Tout le monde comprend bien sûr que l’émiettement du mouvement revendicatif conduit immanquablement à la victoire complète du régime mais nul ne voit comment surmonter le handicap. Parce qu’on a l’habitude de se parler peu par crainte des mouchards, on est empêchés d’échanger au-delà du minimum, essayant d’éviter l’écueil de la politisation. On fera par exemple semblant de déplorer les violences, de craindre que des espions étrangers ne renversent un Etat dont on n’osera pas dire tout le mal que chacun pense en son fort intérieur.
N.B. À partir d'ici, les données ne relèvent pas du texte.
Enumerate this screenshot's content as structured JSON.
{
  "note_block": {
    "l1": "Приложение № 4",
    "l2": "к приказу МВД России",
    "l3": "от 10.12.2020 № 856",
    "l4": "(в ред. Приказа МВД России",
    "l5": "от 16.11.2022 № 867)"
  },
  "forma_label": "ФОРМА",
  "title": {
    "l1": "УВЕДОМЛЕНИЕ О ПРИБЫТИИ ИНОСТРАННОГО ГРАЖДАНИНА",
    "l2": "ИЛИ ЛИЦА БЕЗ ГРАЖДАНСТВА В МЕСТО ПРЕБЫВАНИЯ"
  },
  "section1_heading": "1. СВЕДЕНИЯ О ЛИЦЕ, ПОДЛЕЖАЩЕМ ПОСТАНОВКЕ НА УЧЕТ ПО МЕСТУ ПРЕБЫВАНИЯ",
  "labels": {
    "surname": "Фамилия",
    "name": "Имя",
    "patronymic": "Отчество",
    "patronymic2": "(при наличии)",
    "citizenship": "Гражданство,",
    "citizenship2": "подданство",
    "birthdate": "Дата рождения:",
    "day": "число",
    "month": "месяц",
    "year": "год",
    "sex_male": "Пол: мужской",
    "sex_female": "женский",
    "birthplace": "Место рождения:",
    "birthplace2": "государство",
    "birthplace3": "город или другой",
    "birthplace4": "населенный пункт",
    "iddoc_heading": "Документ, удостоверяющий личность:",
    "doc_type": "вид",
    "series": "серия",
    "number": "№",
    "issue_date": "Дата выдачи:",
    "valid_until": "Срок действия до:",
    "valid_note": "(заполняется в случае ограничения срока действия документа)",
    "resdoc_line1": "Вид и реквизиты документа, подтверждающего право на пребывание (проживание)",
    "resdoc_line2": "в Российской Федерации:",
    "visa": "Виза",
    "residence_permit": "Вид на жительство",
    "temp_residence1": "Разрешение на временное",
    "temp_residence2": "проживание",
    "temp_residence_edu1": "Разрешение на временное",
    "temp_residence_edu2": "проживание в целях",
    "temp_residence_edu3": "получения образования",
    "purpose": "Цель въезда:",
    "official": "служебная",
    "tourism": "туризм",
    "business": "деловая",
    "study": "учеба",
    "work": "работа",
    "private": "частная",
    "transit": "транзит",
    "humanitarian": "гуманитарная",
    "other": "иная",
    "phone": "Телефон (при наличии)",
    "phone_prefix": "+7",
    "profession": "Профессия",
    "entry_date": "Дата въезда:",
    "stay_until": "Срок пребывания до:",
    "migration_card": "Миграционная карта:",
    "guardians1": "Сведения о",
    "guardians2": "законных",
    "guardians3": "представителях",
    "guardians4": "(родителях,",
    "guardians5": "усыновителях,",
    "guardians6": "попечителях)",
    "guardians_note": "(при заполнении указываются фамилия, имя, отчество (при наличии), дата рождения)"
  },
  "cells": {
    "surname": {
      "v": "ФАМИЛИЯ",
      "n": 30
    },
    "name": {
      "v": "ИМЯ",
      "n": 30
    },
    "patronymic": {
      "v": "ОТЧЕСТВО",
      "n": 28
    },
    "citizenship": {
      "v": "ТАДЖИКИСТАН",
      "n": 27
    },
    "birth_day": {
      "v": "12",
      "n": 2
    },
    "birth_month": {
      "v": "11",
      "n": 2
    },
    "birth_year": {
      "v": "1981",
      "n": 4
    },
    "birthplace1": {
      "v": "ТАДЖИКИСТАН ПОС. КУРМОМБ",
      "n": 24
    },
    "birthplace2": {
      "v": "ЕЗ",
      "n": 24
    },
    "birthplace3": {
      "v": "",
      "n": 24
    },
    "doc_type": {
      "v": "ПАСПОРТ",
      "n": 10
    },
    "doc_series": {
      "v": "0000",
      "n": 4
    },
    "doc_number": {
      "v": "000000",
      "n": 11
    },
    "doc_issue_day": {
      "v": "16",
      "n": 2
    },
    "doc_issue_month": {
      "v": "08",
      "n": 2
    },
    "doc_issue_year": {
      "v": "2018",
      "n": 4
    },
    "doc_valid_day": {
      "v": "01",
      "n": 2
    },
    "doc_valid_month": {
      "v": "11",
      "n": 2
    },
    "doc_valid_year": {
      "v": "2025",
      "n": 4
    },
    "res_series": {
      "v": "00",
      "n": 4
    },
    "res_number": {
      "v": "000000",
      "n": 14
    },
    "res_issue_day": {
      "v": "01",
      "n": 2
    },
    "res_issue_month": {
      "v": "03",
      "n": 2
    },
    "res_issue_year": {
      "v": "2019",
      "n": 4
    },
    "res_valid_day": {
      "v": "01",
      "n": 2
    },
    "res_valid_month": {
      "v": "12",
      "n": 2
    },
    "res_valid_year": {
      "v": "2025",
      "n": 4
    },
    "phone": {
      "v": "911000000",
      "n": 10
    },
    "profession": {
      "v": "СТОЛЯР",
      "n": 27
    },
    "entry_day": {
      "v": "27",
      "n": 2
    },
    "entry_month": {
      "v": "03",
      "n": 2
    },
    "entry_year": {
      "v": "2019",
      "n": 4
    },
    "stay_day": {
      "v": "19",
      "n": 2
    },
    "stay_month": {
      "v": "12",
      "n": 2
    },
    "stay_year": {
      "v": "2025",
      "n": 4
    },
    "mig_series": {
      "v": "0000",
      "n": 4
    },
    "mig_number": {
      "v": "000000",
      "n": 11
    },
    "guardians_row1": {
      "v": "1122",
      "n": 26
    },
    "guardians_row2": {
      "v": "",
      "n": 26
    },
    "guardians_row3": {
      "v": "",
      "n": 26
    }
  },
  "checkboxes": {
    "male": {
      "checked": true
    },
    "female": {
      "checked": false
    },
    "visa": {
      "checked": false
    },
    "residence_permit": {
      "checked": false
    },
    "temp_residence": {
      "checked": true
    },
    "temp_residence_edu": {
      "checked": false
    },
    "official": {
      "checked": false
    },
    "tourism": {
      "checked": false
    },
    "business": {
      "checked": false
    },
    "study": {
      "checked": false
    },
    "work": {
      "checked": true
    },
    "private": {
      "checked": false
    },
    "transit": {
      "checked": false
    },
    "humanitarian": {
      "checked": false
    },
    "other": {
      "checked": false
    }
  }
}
On se fâchera tout au plus contre quelques têtes de turc du genre de l’ancien président extrémiste Ahmadinejad. Encore faut-il être prudent car on peut craindre qu’un exalté ne vous explique en long et en large pourquoi il n’était pas pire que l’actuel tenant du titre, vous obligeant à opiner sans mot dire pendant cinq bonnes minutes… Parfois la tension est cependant palpable : dans un couloir de métro ou entre les rayons d’un supermarché, un inconnu (toujours de votre sexe et d’environ votre âge) vos glisse furtivement une nouvelle alarmante, vous assure que les clercs portent des armes sous leurs manteaux et feront le coup de feu contre la population désarmée ; sont des criminels, des agents de l’Angleterre, etc.

La désillusion semble l’emporter partout et toujours. L’illusion ne refait surface que lorsqu’il est question de complots, de mouvements occultes. Entouré d’amis ou de parents, tous gens de sa condition, l’Iranien vous rapporte avec délices que « ça y est, Londres a déclenché la procédure d’urgence extrême, les mollahs sont condamnés à faire leurs valises ». Si vous leur dîtes qu’il est un peu trop facile de compter sur l’aide extérieure, que l’invasion de l’Irak a donné les résultats que chacun mesure, ils concéderont que c’est certain, incontestable oui, mais qu’il n’y a jamais eu d’autre voie dans les deux derniers siècles de l’histoire de ce pays. Qu’aucune sortie du tunnel n’est pensable sans le retour des Occidentaux avec dans leurs bagages les exilés qu’un long séjour et une réussite professionnelle aura transformé en « nouveaux Iraniens » compétents, honnêtes, incorruptibles…

Ce retour en fanfare n’est cependant guère probable s’il n’est pas sollicité et orchestré par une nouvelle génération de responsables issus des instances dirigeantes. Parce que le régime est très solide, son indulgence relative à l’égard des fauteurs de troubles prouve même qu’il est mieux assuré qu’en 2009. Terroriser en promettant la torture demeure un de ses outils habituels mais il ne croit plus que l’assassinat à tout va soit une panacée. Cette fois-ci, la police a tiré quand elle a eu peur, et non pas pour faire peur comme elle le fit en 2009. Cette peur de la police était fondée dans les petites villes où elle dut faire face, entre 1er et 4 janvier 2018 à des jeunes singulièrement enragés, qui ne ressemblent pas aux contestataires bien éduqués qu’elle mate aisément.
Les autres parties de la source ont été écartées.